Kiosk
- Title page for Kiosk (1999)
- Author: Hans Magnus Enzensberger
- Translator: Michael Hamburger
- Language: German
- Publisher: Suhrkamp Verlag
- Publication date: 7 March 1995
- Publication place: Germany
- Published in English: 1999
- Pages: 134
- ISBN: 978-3-518-40680-9

= Kiosk (poetry collection) =

1995 poetry collection by Hans Magnus Enzensberger

Kiosk is a 1995 poetry collection by the German writer Hans Magnus Enzensberger.

==Summary==
The book is divided into four parts, titled "Historical Patchwork" (Geschichtsklitterung), "Mixed Feelings" (Gemischte Gefühle), "Diversions under the Cranium" (Belustigungen unter der Hirnschale) and "In Suspense" (In der Schwebe).

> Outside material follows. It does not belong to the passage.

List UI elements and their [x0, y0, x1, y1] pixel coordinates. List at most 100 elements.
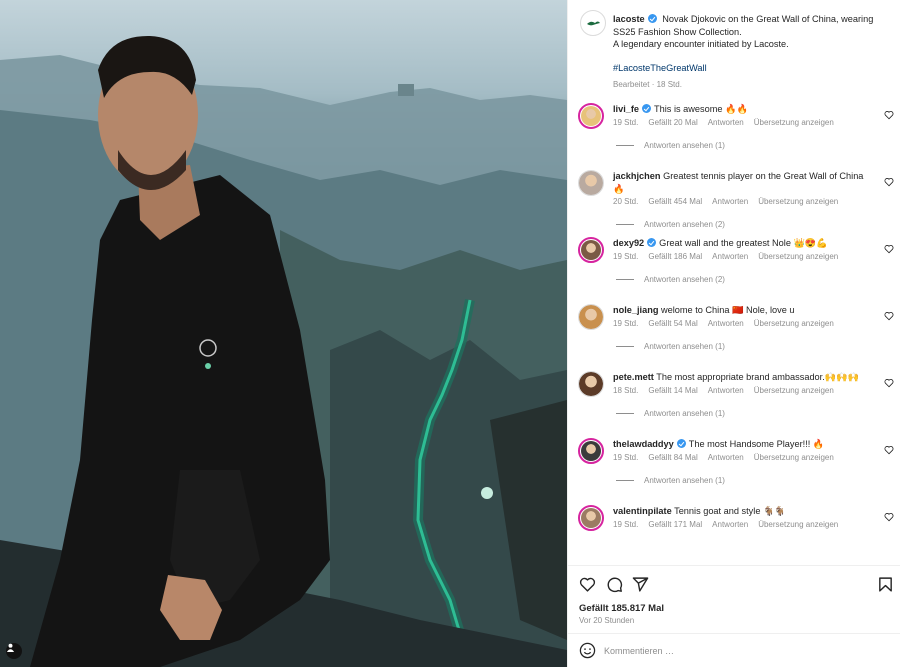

They are connected by the longer poem "Flight of Ideas" (Gedankenflucht), which is split into four parts spread around the book.

==Publication==
Suhrkamp Verlag published Kiosk in German on 7 March 1995. Sheep Meadow Press published an English interpretation by Michael Hamburger in 1999.

Publishers Weekly wrote that Enzensberger is "a master of deflating senses of middle-class accomplishment, his own often foremost among them", but that Kiosk presents a more forgiving side of him, where he allows more free "observations and speculations on nature, evolution and mind".